Polska gwiazda, córka legendy, szczerze o uzależnieniu. Nałóg niemal ją zniszczył. Smutne szczegóły poniżej.
Niełatwo być córką legendy
Niełatwo jest dorastać w cieniu wielkiego nazwiska. Natalia Niemen, córka legendarnego Czesława Niemena, od dziecka słyszała, że „ma wielkie nazwisko do udźwignięcia”. Choć sama od lat śpiewa, komponuje i występuje, to właśnie porównania do ojca przez długi czas były jej największym ciężarem.

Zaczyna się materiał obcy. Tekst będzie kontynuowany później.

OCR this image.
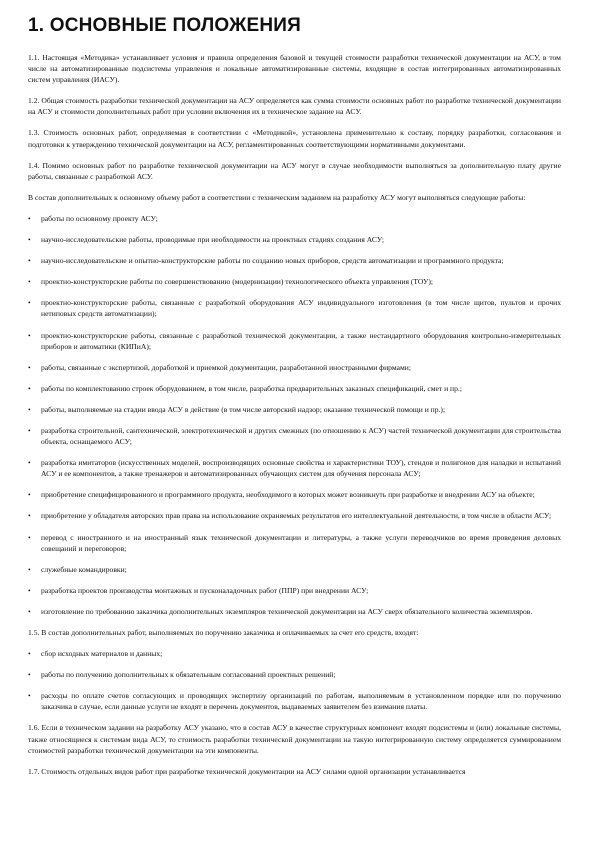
1. ОСНОВНЫЕ ПОЛОЖЕНИЯ

1.1. Настоящая «Методика» устанавливает условия и правила определения базовой и текущей стоимости разработки технической документации на АСУ, в том числе на автоматизированные подсистемы управления и локальные автоматизированные системы, входящие в состав интегрированных автоматизированных систем управления (ИАСУ).

1.2. Общая стоимость разработки технической документации на АСУ определяется как сумма стоимости основных работ по разработке технической документации на АСУ и стоимости дополнительных работ при условии включения их в техническое задание на АСУ.

1.3. Стоимость основных работ, определяемая в соответствии с «Методикой», установлена применительно к составу, порядку разработки, согласования и подготовки к утверждению технической документации на АСУ, регламентированных соответствующими нормативными документами.

1.4. Помимо основных работ по разработке технической документации на АСУ могут в случае необходимости выполняться за дополнительную плату другие работы, связанные с разработкой АСУ.

В состав дополнительных к основному объему работ в соответствии с техническим заданием на разработку АСУ могут выполняться следующие работы:

• работы по основному проекту АСУ;
• научно-исследовательские работы, проводимые при необходимости на проектных стадиях создания АСУ;
• научно-исследовательские и опытно-конструкторские работы по созданию новых приборов, средств автоматизации и программного продукта;
• проектно-конструкторские работы по совершенствованию (модернизации) технологического объекта управления (ТОУ);
• проектно-конструкторские работы, связанные с разработкой оборудования АСУ индивидуального изготовления (в том числе щитов, пультов и прочих нетиповых средств автоматизации);
• проектно-конструкторские работы, связанные с разработкой технической документации, а также нестандартного оборудования контрольно-измерительных приборов и автоматики (КИПиА);
• работы, связанные с экспертизой, доработкой и приемкой документации, разработанной иностранными фирмами;
• работы по комплектованию строек оборудованием, в том числе, разработка предварительных заказных спецификаций, смет и пр.;
• работы, выполняемые на стадии ввода АСУ в действие (в том числе авторский надзор; оказание технической помощи и пр.);
• разработка строительной, сантехнической, электротехнической и других смежных (по отношению к АСУ) частей технической документации для строительства объекта, оснащаемого АСУ;
• разработка имитаторов (искусственных моделей, воспроизводящих основные свойства и характеристики ТОУ), стендов и полигонов для наладки и испытаний АСУ и ее компонентов, а также тренажеров и автоматизированных обучающих систем для обучения персонала АСУ;
• приобретение специфицированного и программного продукта, необходимого в которых может возникнуть при разработке и внедрении АСУ на объекте;
• приобретение у обладателя авторских прав права на использование охраняемых результатов его интеллектуальной деятельности, в том числе в области АСУ;
• перевод с иностранного и на иностранный язык технической документации и литературы, а также услуги переводчиков во время проведения деловых совещаний и переговоров;
• служебные командировки;
• разработка проектов производства монтажных и пусконаладочных работ (ППР) при внедрении АСУ;
• изготовление по требованию заказчика дополнительных экземпляров технической документации на АСУ сверх обязательного количества экземпляров.

1.5. В состав дополнительных работ, выполняемых по поручению заказчика и оплачиваемых за счет его средств, входят:

• сбор исходных материалов и данных;
• работы по получению дополнительных к обязательным согласований проектных решений;
• расходы по оплате счетов согласующих и проводящих экспертизу организаций по работам, выполняемым в установленном порядке или по поручению заказчика в случае, если данные услуги не входят в перечень документов, выдаваемых заявителем без взимания платы.

1.6. Если в техническом задании на разработку АСУ указано, что в состав АСУ в качестве структурных компонент входят подсистемы и (или) локальные системы, также относящиеся к системам вида АСУ, то стоимость разработки технической документации на такую интегрированную систему определяется суммированием стоимостей разработки технической документации на эти компоненты.

1.7. Стоимость отдельных видов работ при разработке технической документации на АСУ силами одной организации устанавливается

Artystka, znana z niezwykle emocjonalnego głosu i głębokiej duchowości, przez wiele lat unikała mediów. W najnowszym wywiadzie dla magazynu „Wysokie Obcasy Extra” zdecydowała się jednak przerwać milczenie. Otworzyła się na temat wieloletniego uzależnienia od alkoholu, które – jak przyznaje – było skutkiem przemocy, samotności i utraty wiary w siebie.
„Piłam, gdy nikt nie patrzył”
Natalia Niemen nie ukrywa, że przez lata prowadziła podwójne życie – z jednej strony artystki i matki trójki dzieci, z drugiej – kobiety, która w ukryciu sięgała po alkohol, by znieczulić ból.
Piłam wtedy, gdy nikt nie patrzył – gdy dzieci spały albo gdy chłopcy, już starsi, wychodzili bawić się z kolegami. Miałam dojmujące poczucie wewnętrznego cierpienia i kompletny brak nadziei – wspomina w rozmowie.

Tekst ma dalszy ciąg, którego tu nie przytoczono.